Esta entrada no va de motos, aunque todo empieza en la jefatura de tráfico de Oviedo.

Al haber matriculado la moto en Bélgica, como corresponde al pasar la mayor parte del tiempo en ese país, aproveché para dar de baja la moto y evitar pagar el impuesto de circulación innecesariamente.

Llegué pronto, tenía cita a la 13, así que entré a enterarme de qué tenía que hacer. Hay una pequeña fila en la entrada, un chico está atendiendo a la gente indicándoles qué papeles rellenar y a qué sitio tienen, bueno, tenemos, que ir. 

Mientras espero, veo como él y otra compañera tratan de explicar a una señora mayor algo referente al papeleo que tiene que hacer.

Pilar, la señora mayor, calculo que tiene unos setenta y pico años, es bajita, tiene el pelo muy cardado, porta un bastón en la mano izquierda y un fajo de papeles en la mano derecha. A través de las grandes gafas mira a la chica que le está explicando que se ha equivocado de papeles y que necesita una cita para poder hacer esa gestión.

Pero Pilar no oye bien y no se entera bien de la explicación, así que la sientan en uno de los mostradores y, de nuevo, le explican que los papeles que ha traído no son los del coche que ella quiere dar de baja, son otros. Le explican que tiene que pedir una cita para que puedan atenderla y tiene que traer la documentación correcta. 

Es mi turno, así que le explico al otro chico que vengo pronto, que mi cita no es hasta la 13, quedan todavía más de 40 minutos, pero que qué tengo que hacer.
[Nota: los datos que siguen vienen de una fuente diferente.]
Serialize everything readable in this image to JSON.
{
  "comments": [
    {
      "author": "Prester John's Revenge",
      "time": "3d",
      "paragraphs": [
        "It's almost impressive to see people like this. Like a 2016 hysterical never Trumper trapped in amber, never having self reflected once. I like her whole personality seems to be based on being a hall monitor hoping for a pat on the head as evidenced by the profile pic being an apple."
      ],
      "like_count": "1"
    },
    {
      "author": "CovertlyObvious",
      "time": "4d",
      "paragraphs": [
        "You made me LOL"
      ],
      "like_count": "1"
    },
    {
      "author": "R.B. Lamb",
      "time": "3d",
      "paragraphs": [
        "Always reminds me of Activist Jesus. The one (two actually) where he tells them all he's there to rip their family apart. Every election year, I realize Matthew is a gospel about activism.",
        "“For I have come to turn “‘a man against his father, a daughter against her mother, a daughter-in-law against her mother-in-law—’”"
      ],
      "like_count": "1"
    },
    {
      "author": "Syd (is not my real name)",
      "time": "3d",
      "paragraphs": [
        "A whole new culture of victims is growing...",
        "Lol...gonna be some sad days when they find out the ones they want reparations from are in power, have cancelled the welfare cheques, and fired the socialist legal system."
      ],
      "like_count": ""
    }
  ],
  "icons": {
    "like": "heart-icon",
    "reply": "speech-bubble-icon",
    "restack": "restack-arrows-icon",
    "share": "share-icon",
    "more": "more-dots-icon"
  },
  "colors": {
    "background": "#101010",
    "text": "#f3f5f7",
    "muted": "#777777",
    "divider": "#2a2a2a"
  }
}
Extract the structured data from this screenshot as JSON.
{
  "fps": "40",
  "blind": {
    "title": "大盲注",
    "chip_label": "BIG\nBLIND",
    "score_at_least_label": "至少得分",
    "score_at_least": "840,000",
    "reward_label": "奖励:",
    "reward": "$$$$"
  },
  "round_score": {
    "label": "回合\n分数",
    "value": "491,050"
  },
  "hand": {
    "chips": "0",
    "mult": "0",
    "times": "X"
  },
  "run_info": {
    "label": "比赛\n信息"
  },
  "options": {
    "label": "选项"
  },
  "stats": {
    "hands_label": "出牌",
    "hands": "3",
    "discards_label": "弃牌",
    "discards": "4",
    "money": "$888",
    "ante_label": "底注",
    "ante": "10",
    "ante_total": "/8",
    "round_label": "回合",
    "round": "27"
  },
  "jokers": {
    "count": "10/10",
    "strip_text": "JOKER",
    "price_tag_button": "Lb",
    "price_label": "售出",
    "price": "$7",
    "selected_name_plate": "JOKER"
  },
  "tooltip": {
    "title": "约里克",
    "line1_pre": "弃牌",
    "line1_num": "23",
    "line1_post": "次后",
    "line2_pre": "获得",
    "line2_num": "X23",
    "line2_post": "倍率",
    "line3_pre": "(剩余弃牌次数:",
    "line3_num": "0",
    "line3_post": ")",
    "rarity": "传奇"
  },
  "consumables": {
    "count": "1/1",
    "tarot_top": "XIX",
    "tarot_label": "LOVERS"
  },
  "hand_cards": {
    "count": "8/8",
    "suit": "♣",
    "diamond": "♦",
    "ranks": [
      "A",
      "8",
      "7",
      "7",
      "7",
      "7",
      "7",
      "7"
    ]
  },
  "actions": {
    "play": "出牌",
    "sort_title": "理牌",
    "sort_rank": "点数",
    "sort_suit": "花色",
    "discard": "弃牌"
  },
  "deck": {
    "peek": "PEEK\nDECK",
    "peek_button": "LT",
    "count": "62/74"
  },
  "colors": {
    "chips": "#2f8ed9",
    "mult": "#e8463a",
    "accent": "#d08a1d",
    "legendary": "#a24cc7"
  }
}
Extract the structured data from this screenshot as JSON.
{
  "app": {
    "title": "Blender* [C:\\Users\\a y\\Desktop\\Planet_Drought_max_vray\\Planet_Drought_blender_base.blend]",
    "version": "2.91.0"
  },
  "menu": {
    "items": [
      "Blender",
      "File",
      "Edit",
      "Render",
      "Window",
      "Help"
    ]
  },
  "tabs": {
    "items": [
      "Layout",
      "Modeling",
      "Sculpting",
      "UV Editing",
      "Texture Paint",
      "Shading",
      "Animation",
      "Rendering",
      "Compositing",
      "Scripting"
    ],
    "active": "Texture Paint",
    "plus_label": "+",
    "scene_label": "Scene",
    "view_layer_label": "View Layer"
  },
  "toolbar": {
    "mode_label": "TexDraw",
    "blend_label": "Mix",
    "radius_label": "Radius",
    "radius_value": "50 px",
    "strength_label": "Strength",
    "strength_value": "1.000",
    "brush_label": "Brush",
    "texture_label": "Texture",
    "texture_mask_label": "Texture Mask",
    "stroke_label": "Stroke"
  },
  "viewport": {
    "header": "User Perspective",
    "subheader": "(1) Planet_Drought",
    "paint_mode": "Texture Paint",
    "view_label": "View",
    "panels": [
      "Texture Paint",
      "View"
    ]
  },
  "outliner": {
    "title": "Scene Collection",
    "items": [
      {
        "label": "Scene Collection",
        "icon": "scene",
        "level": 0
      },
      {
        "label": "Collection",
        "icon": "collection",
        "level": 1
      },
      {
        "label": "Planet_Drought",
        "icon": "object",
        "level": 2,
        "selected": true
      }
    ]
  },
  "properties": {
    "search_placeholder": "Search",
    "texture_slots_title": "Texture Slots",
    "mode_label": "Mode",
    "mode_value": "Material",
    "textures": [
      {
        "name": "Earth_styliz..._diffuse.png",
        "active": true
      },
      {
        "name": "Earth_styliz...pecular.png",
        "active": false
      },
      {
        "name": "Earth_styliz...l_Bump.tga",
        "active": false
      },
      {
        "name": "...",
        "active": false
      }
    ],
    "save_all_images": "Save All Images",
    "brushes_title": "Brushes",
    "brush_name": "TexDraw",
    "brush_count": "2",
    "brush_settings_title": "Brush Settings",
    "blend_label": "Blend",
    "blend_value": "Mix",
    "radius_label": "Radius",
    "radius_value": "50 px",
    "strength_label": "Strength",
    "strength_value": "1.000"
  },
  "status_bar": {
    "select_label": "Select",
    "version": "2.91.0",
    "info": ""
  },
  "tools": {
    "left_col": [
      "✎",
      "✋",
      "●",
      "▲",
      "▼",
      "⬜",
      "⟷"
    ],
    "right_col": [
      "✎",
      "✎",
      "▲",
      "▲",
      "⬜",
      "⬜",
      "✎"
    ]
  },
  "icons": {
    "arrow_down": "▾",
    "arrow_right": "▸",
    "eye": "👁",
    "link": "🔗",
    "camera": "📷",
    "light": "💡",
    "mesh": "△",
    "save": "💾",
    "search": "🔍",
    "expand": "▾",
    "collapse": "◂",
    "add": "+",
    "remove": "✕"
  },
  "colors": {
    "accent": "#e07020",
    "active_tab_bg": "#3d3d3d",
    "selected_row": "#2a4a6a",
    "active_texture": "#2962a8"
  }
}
Pierdo la pista de Pilar mientras escucho las explicaciones, busco un bolígrafo y me dispongo a rellenar los papeles en uno de los sitios que tienen allí para eso. 

Mientras estoy en ello, Pilar viene andando ya de vuelta, el chico le dice que puede sacarse la cita «allí», señalando para los ordenadores que hay en la entrada, pero ella no entiende muy bien y camina hacia la salida. 

Me giro mientras relleno los papeles y veo que se ha parado en el medio del pasillo sin saber muy bien qué hacer, con el fajo de papeles en la mano.

  • Tiene que ir usted allí a los ordenadores y sacarse una cita – Dije mientras me volví a continuar rellenando los papeles. 

No recuerdo que dijo ella, si es que dijo ella, pero algo me golpeó por dentro de golpe y me sacó de mi letargo egoísta. 

Cogí mis papeles, y me di la vuelta:

  • Espere que le ayudo, venga conmigo – le dije

Nos acercamos a los ordenadores, cogí el ratón y empecé a buscar dónde se hacía la citación, Pilar empezó a contarme…

  • Es que hijo, yo tenía un Marbella, ay! que coche más bueno, cuanto me gustaba. Pero, sabes? un día yendo con mi hijo a subirme al coche, un autobús me enganchó con la puerta y me desgració …

Pilar seguía hablándome, contándome lo mal que había quedado por el accidente, mientras yo esperaba para tener dos segundos de oportunidad para preguntarle sus datos para rellenar la petición de la cita

  • … y es que he venido a dar de baja el otro coche que tengo, pero hijo, me he equivocado y he traído los papeles que no eran. 

Entre respiro y respiro conseguí que me diese los datos que necesitaba para pedirle la cita. Después de elegir fecha y hora, le imprimí la cita y le dí el papel. Le repetí varias veces los datos para que no volviese a perder el tiempo.

Pilar se fue y me dio las gracias, yo volví a mis papeles y, al contrario de lo que podría pensarse, no me sentí bien. Me acordé de las muchas veces en las que en el trabajo, suponemos que los sistemas que diseñamos e implantamos, van a facilitar la vida a la gente. Que en general es cierto, pero muy pocas veces nos acordamos de esa gente que no sabe ni puede utilizarlos y necesita a una persona que le ayude, que le atienda, a una cara amiga que le diga «buenos días, en qué puedo ayudarle» y no a una máquina ininteligible que espera que interactuemos con ella para conseguir lo que necesitamos.

Con los papeles en el bolsillo, me di un paseo, es martes, son las 12:30 de la mañana en una ciudad como Oviedo y, por supuesto, la mayoría de la gente que está en la calle es mayor. En mi cabeza siguen esos pensamientos que Pilar me ha traído a la cabeza, lo egoístas que somos muchas veces, lo individualistas que nos estamos volviendo y lo poco que valoramos las cosas cotidianas y, sobre todo, a la gente que tenemos a nuestro alrededor.

En lugar de seguir deambulando, me siento en una terraza, me pido un zumo, dejo mi móvil en el bolsillo y observo a la gente pasar.

Siento que de golpe he despertado en un letargo estúpido, aunque es posible que tanto rato rodando sólo en moto en los últimos días me haya afectado a la cabeza.